Le processus prend dans un premier temps la forme d’une incubation : de la même manière que l’intelligence artificielle injecte, ou tente d’injecter divers liquides dans le corps intubé de Mélanie Laurent (nutriments, sédatifs, etc.), le montage impulse des décharges visuelles (des flashs mémoriels) qui se mêlent à des données sonores (des appels à distance) influant sur le cours de l’action. Le personnage féminin, amnésique et aux sens entravés, se confronte alors à une série d’informations sonores et visuelles à partir desquelles elle va recomposer le récit, et plus encore son récit. Belle idée, à moitié tenue, mais belle idée tout de même, que ce personnage de spectatrice 2.0 qui influe, tel un internaute, sur le spectacle qui se présente à elle : ici elle fait rejouer une conversation passée, là elle augmente le son pour percer le secret d’un murmure, ailleurs elle détourne les modalités techniques du caisson cryogénisé pour provoquer des stimuli électriques, déclenchant par-là lesdits flashbacks qui cisaillent le montage. Oxygène n’est dès lors pas, comme on pouvait s’y attendre, un avatar de Buried, mais bien plutôt un film-interface.
Le grand cercle
Le film souffre néanmoins de deux écueils qui limitent son champ d’action. D’abord, Aja tient à moitié son pari : non seulement les flashs impliquent quelque part de rompre avec l’unité de lieu qu’il s’est fixé (ils offrent, paradoxalement, une respiration à l’intérieur d’un décor où l’air se fait rare), mais le cinéaste finit de surcroît par lâcher progressivement le point de vue de son héroïne pour une ouverture à l’extérieur (on ne racontera pas comment), d’abord justifiée par le récit, puis gratuite (cf. une séquence, dans le dernier mouvement du film, où la caméra abandonne le caisson pour filmer le dehors, sans que la chose ne soit cette fois justifiée par rapport aux actions de la captive – bref, pour faire un plan de coupe). Ensuite, parce que les restrictions spatiales poussent la mise en scène à adopter un principe moteur répété jusqu’à l’usure : la circularité, comme vecteur d’une unicité totale. Le caisson représente, là encore de manière limpide, autant un ventre maternel qu’un possible tombeau, et de fait le film s’achèvera sur une scène qui rejoue à l’envers l’ouverture, pour bien souligner la rotondité parfaite de l’ordre des choses et leur réversibilité.

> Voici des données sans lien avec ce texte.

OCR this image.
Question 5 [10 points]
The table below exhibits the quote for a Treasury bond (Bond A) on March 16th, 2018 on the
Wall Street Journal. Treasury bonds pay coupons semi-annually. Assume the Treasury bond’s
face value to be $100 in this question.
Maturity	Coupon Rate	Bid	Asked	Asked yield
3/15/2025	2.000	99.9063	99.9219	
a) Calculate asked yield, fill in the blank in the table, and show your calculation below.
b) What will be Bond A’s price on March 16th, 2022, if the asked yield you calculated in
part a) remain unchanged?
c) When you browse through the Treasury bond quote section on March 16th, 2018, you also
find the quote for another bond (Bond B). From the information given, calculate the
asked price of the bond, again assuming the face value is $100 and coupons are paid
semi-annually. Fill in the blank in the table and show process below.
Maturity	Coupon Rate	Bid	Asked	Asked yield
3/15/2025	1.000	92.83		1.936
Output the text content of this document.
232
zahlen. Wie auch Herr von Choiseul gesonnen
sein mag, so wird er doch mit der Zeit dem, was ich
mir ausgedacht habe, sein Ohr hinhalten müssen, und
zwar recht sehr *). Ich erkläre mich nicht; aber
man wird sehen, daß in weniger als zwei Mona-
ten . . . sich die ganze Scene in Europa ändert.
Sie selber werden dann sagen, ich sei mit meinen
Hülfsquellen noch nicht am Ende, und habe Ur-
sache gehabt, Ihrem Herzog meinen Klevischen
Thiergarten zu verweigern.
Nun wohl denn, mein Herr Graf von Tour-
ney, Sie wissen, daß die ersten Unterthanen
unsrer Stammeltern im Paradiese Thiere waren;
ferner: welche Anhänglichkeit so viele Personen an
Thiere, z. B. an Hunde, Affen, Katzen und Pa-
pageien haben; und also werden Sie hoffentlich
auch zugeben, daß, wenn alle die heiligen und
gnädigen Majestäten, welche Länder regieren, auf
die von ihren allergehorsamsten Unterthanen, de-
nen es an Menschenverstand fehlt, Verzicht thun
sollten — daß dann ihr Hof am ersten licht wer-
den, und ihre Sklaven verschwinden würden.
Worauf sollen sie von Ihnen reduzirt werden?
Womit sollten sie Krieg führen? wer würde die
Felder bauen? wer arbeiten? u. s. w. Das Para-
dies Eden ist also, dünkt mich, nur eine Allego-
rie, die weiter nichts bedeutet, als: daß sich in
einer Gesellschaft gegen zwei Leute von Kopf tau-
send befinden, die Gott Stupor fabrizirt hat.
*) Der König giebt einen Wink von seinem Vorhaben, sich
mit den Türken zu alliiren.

En témoigne la meilleure séquence du film, où la caméra s’éloigne lentement de l’œil-fenêtre du caisson pour mieux revenir, par l’entremise d’un raccord numérique maquillant la coupe, dans l’œil de Mélanie Laurent, œil où se reflète le visage-œil de l’intelligence artificielle avec laquelle elle est constamment ou presque en contact. La scène aura en somme dessiné un cercle parfait, pour souligner que même le pas de côté, la rupture de ton (l’abandon temporaire du caisson), s’inscrit dans une rotondité présidant à l’ensemble des éléments. Tout le film repose sur ce principe, à un niveau symbolique (le visage de Laurent est cerné d’une auréole lumineuse), plastique (l’intelligence artificielle est représentée par un cercle bleu luminescent), dynamique (une conversation téléphonique importante, filmée en plan-séquence, où la caméra pivote sur elle-même), jusqu’à des endroits plus inattendus. Un exemple astucieux : Mélanie Laurent est « entourée » de deux acteurs masculins parfaitement complémentaires par leur dysmétrie – une voix sans corps (Mathieu Amalric), et un corps sans voix (Malik Zidi, qui n’a le droit en tout et pour tout qu’à une petite réplique dans l’ensemble des séquences où il apparaît). Preuve s’il en est qu’Oxygène n’est pas un film sans idées, mais on peut regretter qu’il ploie sous le systématisme de ce principe, qui supporte une approche parfois simpliste de la métaphysique (la mort est dans la vie et la vie dans la mort, le macro dans le micro et inversement, etc.), au risque de finir, c’était couru, par tourner en rond.